Geography
- Location: Baltimore, Maryland, United States
- Coordinates: 39°19′14″N 76°39′31″W﻿ / ﻿39.32056°N 76.65861°W

Organization
- Type: African American Hospital

Services
- Beds: 10

History
- Opened: 1894
- Closed: 1999

Links
- Lists: Hospitals in Maryland

= Provident Hospital (Baltimore) =

Provident Hospital was a hospital from 1894 to 1999 in northwest Baltimore, Maryland, United States.

The hospital began as a 10-bed clinic in a private residence at 419 Orchard St, in northwest Baltimore, Maryland, in 1894 to provide both medical treatment and training for Black nurses and doctors. The hospital was founded by Negro physicians who were practicing in the Baltimore area just a year after the founding of the first Black-owned and operated hospital, Provident Hospital of Chicago.The founding physicians were Dr. J. Marcus Cargill (organizer and Professor of Gynecology, Dr. William E. Harris, Dean and Surgeon-in-Chief, Dr. Charles Henry Fowler, Professor of Obstetrics, Dr. Richard Johnson, Dr. William T. Carr, and Dr. James O'Neil Creditt staffed this small hospital. Within two years it moved to a larger site at 413 W. Biddle Street. Provident Hospital was one of the first black medical facilities located in Baltimore.

==Background==
An all-Black medical facility was in need in the late nineteenth and twentieth century due to Afro-Americans not being allowed or having limited access to medical attention by other hospitals in the area. The idea of a black hospital was a place where a Negro physician could mature in his craft and ladies could become nurses through a nursing school. The idea of a black hospital came to mind prior to the American Civil War.

==History==
After 30 years at the Biddle St. site, the hospital relocated to an even larger site, the former Union Protestant Hospital site at 1514 Division Street (Union Protestant Hospital is now known as Union Memorial Hospital and located in North Baltimore City).

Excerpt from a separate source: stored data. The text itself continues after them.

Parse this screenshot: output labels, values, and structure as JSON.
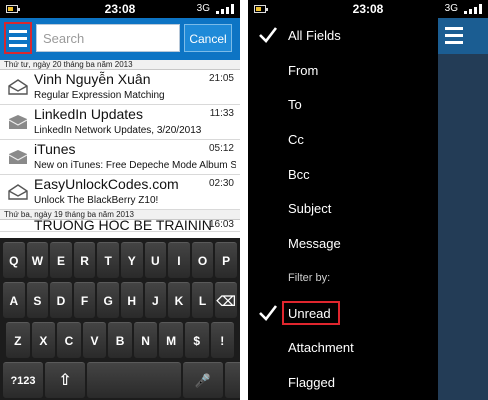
{
  "colors": {
    "accent": "#0d74c4",
    "highlight": "#e0262e"
  },
  "left": {
    "status": {
      "time": "23:08",
      "network": "3G"
    },
    "header": {
      "search_placeholder": "Search",
      "cancel_label": "Cancel"
    },
    "groups": [
      {
        "date": "Thứ tư, ngày 20 tháng ba năm 2013",
        "messages": [
          {
            "sender": "Vinh Nguyễn Xuân",
            "time": "21:05",
            "subject": "Regular Expression Matching"
          },
          {
            "sender": "LinkedIn Updates",
            "time": "11:33",
            "subject": "LinkedIn Network Updates, 3/20/2013"
          },
          {
            "sender": "iTunes",
            "time": "05:12",
            "subject": "New on iTunes: Free Depeche Mode Album S"
          },
          {
            "sender": "EasyUnlockCodes.com",
            "time": "02:30",
            "subject": "Unlock The BlackBerry Z10!"
          }
        ]
      },
      {
        "date": "Thứ ba, ngày 19 tháng ba năm 2013",
        "messages": [
          {
            "sender": "TRUONG HOC BE TRAININ",
            "time": "16:03",
            "subject": ""
          }
        ]
      }
    ],
    "keyboard": {
      "row1": [
        "Q",
        "W",
        "E",
        "R",
        "T",
        "Y",
        "U",
        "I",
        "O",
        "P"
      ],
      "row2": [
        "A",
        "S",
        "D",
        "F",
        "G",
        "H",
        "J",
        "K",
        "L",
        "⌫"
      ],
      "row3": [
        "Z",
        "X",
        "C",
        "V",
        "B",
        "N",
        "M",
        "$",
        "!"
      ],
      "row4": {
        "sym": "?123",
        "shift": "⇧",
        "space": "",
        "mic": "🎤",
        "enter": "↵"
      }
    }
  },
  "right": {
    "status": {
      "time": "23:08",
      "network": "3G"
    },
    "fields": [
      {
        "label": "All Fields",
        "checked": true
      },
      {
        "label": "From",
        "checked": false
      },
      {
        "label": "To",
        "checked": false
      },
      {
        "label": "Cc",
        "checked": false
      },
      {
        "label": "Bcc",
        "checked": false
      },
      {
        "label": "Subject",
        "checked": false
      },
      {
        "label": "Message",
        "checked": false
      }
    ],
    "filter_header": "Filter by:",
    "filters": [
      {
        "label": "Unread",
        "checked": true
      },
      {
        "label": "Attachment",
        "checked": false
      },
      {
        "label": "Flagged",
        "checked": false
      }
    ]
  }
}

In 1970, the final site for Provident Hospital was opened at 2600 Liberty Heights Avenue. In 1986, Provident Hospital merged with Lutheran Hospital to address financial issues. The combined hospitals closed down in 1986 and a year later reopened as Liberty Medical Center in 1987 due to lack of funding."

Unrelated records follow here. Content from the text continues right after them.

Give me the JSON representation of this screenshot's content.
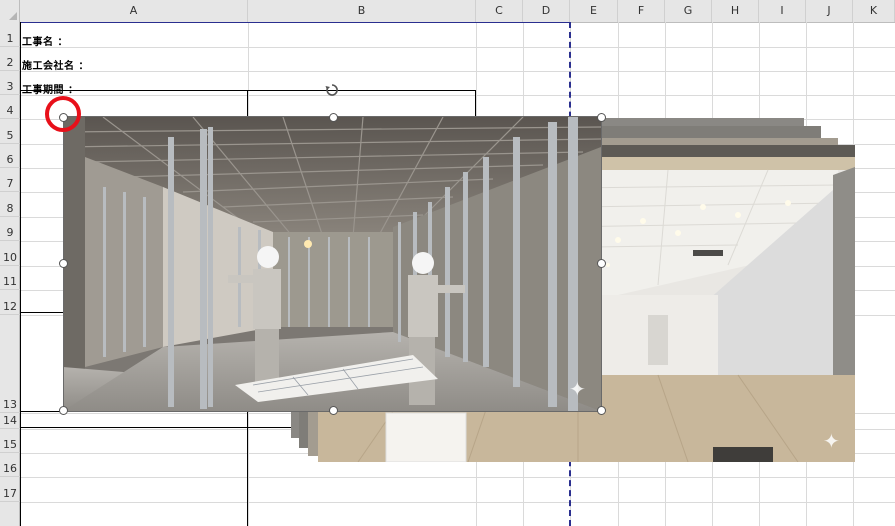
{
  "spreadsheet": {
    "columns": [
      "A",
      "B",
      "C",
      "D",
      "E",
      "F",
      "G",
      "H",
      "I",
      "J",
      "K"
    ],
    "rows": [
      "1",
      "2",
      "3",
      "4",
      "5",
      "6",
      "7",
      "8",
      "9",
      "10",
      "11",
      "12",
      "13",
      "14",
      "15",
      "16",
      "17"
    ],
    "cells": {
      "a1": "工事名 ：",
      "a2": "施工会社名 ：",
      "a3": "工事期間 ："
    }
  },
  "images": {
    "front_photo": "construction-workers-steel-stud-framing",
    "back_photo": "finished-office-interior"
  },
  "icons": {
    "rotate_handle": "rotate-icon",
    "sparkle": "sparkle-icon"
  },
  "colors": {
    "page_break": "#2a2f8f",
    "highlight_circle": "#e8101a",
    "header_bg": "#e6e6e6"
  }
}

In 1996, Liberty Medical Center merged with Bon Secours hospital as a result of continued financial problems, with the Liberty campus closing for good in 1999.

==Historic preservation and commemoration==
The historical archives of the Provident Hospital were given to the Maryland State Archives in May 2011. The Bon Secours Health System, Inc./Provident Hospital Archives Collection (MSA SC 5971) was placed on long-term deposit at the Baltimore City Archives, 2615 Mathews Street, Baltimore, Maryland 21218. Researchers may access the material at the Baltimore City Archives during its regular business hours. Photographs from the collection have been placed on Flickr.com for viewing, commenting, and identification.

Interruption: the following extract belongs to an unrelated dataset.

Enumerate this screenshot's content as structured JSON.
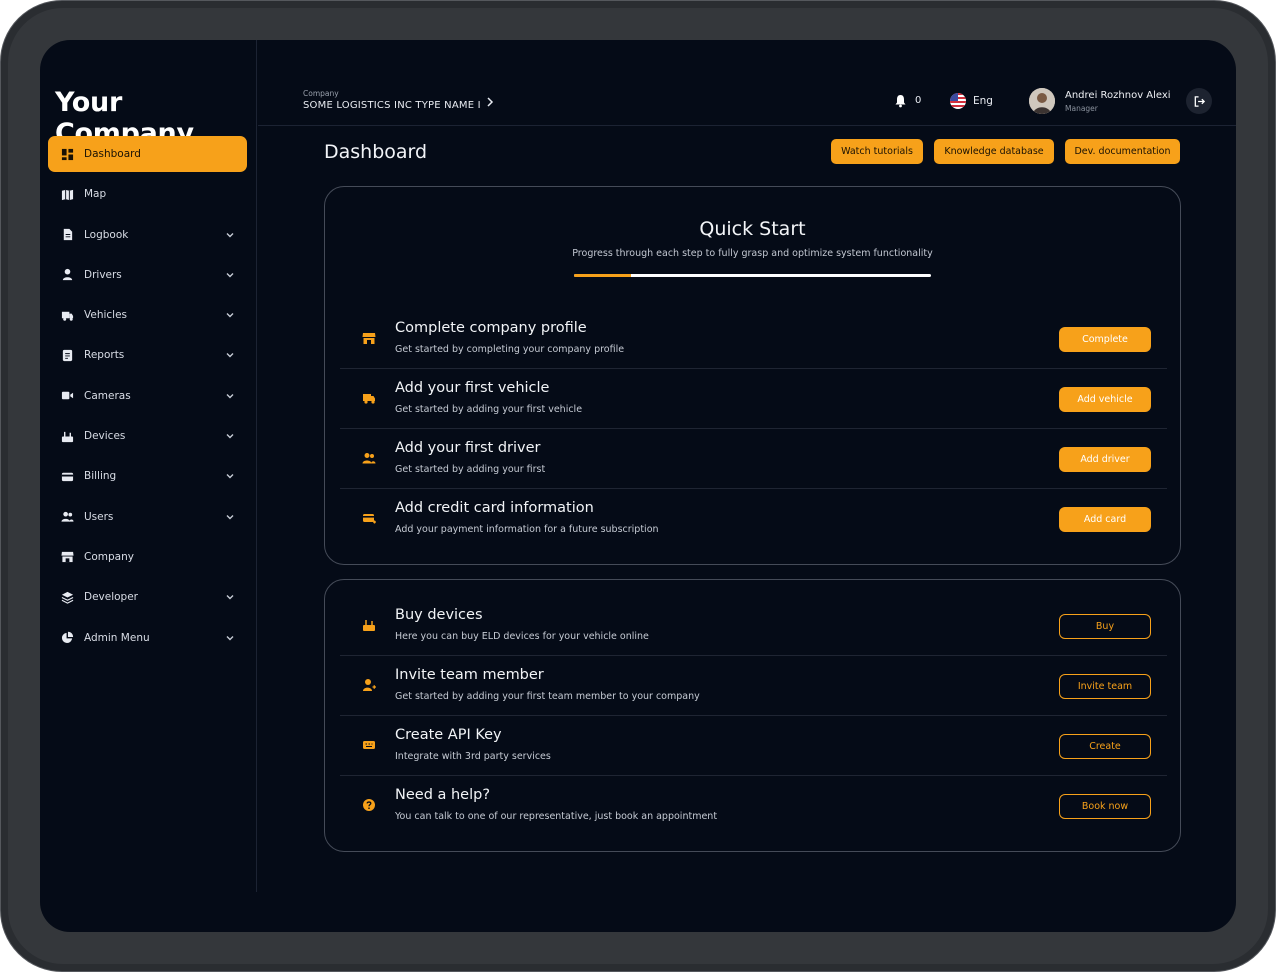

The Bon Secours Health System commemorated the Provident Hospital after its closing with a historical garden and display of memorabilia on the site on the Liberty Hospital campus. The garden, along both Liberty Heights and Towanda Avenue, commemorates not only Provident Hospital, but also Lutheran Hospital (with which Provident merged), and the Liberty Medical Center.

The garden was known as Trinity Gardens and was part of the sale of the Liberty Campus to Baltimore City Community College in 2010. A release from Bon Secours Medical system at the time indicated that BCCC intended to preserve Trinity Gardens.